The workers now holding those 10 jobs will be asked to either leave county employment or take other positions currently vacant by Oct. 23.
The budget eliminates eight jobs in the Sheriff's Department, as well as the county's entire two-person grants division.
And although all eight Sheriff's Department employees will be offered other positions within that department, the two grants division employees will only have positions in other departments to consider.
The budget reduces county spending elsewhere, as well.
The number of public defender contracts the county will enter into this year will be decreased to save about $25,000 over last year.
Tensions in the Del Norte County Board of Supervisors chambers were high during yesterday's meeting. This is the third budget-year in a row that the board has asked county departments and employees to endure funding cuts.
Del Norte County Supervisor Jack Reese expressed concern about eliminating the grants staff, apparently because its sole purpose is to harness state and federal dollars the county would not otherwise receive.
"I just don't want to see us shoot ourselves in the foot," Reese said.
County Administrative Officer Jeannine Galatioto said the duties of the grants staff will be spread to other departments.
The final budget meeting did not attract many county employees or union representatives, as in past years, but several department heads were in attendance.
County Assessor Gerald Cochran had two suggestions for the board on how to help the budget.
"Every countywide elected official offered to give up 5 percent of our salaries and I understand the some of the board members did not. And I think if you're going to ask your employees to take a 5 percent cut, you should do the same," Cochran said.
After Cochran's statement, Supervisors Sarah Sampels and Martha McClure said they too had volunteered to take the pay cut along with the employees.
Supervisor David Finigan expressed frustration with the exchange.
Cochran also suggested the board begin charging an administrative fee to all of the special districts in the county, such as the library district, school district and firefighting districts, that rely on the county to collect tax assessments, process payrolls or provide other services.
Cochran said the county is allowed to charge such a fee and could collect as much as $50,000 per year for the general fund.
Despite the problems inherent in losing staff, Del Norte County Sheriff Dean Wilson said having the final budget approved by the board is a kind of relief.
"At least we're not sitting on ticking time bomb anymore.
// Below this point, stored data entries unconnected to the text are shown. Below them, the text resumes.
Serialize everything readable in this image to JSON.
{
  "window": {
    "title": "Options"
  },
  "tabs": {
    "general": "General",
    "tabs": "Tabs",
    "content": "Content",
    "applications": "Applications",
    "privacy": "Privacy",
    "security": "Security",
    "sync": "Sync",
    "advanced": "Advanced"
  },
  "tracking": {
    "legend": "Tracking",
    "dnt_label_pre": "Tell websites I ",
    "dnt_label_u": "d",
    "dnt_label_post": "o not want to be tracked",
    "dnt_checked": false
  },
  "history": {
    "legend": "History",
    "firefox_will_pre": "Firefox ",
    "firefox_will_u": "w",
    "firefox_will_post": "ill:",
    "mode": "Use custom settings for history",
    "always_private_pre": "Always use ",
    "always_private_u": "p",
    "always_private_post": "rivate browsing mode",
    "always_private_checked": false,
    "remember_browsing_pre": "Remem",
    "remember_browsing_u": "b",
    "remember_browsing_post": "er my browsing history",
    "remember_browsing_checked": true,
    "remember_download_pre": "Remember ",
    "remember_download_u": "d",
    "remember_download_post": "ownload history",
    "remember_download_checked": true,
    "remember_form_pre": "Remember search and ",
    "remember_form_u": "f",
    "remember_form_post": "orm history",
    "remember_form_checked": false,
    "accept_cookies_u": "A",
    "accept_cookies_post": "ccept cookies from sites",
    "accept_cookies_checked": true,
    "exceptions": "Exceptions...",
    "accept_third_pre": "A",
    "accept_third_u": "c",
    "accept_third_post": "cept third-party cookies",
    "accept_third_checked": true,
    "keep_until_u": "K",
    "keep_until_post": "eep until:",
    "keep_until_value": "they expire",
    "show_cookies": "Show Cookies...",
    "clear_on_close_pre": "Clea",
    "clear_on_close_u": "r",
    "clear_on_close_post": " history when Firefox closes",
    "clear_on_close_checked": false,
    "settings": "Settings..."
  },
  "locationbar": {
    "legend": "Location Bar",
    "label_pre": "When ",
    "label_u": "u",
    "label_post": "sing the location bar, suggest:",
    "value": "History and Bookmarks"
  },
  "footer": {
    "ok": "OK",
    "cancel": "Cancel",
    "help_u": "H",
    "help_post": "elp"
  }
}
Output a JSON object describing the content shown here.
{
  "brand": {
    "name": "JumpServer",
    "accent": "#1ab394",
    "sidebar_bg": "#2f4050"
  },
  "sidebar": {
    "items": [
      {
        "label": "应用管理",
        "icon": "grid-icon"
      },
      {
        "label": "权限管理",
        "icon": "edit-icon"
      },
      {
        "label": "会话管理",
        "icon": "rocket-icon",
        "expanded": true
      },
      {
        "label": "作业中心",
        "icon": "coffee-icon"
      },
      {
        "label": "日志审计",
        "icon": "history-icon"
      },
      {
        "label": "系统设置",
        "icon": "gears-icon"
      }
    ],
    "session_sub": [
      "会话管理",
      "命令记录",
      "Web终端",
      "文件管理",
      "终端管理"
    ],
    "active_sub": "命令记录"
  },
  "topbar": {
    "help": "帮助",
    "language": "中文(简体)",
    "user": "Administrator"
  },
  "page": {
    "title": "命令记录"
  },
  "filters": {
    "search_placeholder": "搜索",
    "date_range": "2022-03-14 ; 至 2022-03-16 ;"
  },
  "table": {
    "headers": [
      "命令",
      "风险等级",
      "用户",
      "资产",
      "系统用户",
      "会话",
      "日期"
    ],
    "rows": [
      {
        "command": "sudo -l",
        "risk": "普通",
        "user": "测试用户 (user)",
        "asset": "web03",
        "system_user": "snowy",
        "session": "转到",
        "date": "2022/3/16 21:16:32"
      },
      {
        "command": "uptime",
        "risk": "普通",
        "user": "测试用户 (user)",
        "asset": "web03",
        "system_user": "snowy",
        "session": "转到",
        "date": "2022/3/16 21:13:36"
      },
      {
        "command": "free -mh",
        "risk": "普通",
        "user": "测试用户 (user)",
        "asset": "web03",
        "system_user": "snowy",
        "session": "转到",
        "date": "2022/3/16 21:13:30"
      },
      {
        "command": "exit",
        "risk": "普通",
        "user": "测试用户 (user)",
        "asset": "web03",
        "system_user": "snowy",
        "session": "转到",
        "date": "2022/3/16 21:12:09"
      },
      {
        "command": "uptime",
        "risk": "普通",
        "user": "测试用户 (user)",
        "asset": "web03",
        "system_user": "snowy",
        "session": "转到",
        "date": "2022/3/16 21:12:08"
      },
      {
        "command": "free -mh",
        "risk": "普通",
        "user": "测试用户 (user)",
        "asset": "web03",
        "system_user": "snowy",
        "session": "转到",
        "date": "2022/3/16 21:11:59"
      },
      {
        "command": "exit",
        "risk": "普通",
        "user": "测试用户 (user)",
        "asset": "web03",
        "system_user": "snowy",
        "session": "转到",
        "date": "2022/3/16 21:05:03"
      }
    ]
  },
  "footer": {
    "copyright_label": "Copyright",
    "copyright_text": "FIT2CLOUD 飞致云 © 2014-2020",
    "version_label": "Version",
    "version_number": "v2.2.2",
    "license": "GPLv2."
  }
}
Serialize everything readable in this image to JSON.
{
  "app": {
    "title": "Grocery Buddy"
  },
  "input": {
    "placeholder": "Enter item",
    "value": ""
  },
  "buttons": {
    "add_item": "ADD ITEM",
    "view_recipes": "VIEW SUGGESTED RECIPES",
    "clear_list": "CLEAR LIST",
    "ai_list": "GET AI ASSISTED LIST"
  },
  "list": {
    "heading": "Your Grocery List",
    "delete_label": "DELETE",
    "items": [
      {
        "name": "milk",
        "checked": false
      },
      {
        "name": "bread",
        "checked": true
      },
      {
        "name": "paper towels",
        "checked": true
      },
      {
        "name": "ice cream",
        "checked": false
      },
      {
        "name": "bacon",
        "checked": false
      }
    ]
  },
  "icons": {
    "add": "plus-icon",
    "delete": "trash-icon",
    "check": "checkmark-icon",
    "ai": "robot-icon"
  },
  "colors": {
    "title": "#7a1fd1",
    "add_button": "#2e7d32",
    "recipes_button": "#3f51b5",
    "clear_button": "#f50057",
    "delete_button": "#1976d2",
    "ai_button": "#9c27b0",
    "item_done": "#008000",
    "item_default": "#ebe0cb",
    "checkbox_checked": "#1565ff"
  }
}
We know where we stand now," Wilson said.
Galatioto is not as relieved. She is already warning department heads that the next year's budgeting process begins in three months and that more money will likely need to be sliced from the county budget because of the state's financial problems.
"We are already aware of additional challenges. The state has suspended payment of state mandates, insufficiently appropriated funds for reimbursements by over $1 million and enacted a triple flip tax swap, all of which will severely impact cash flow," she said.
"We need to begin now to find solutions," she said.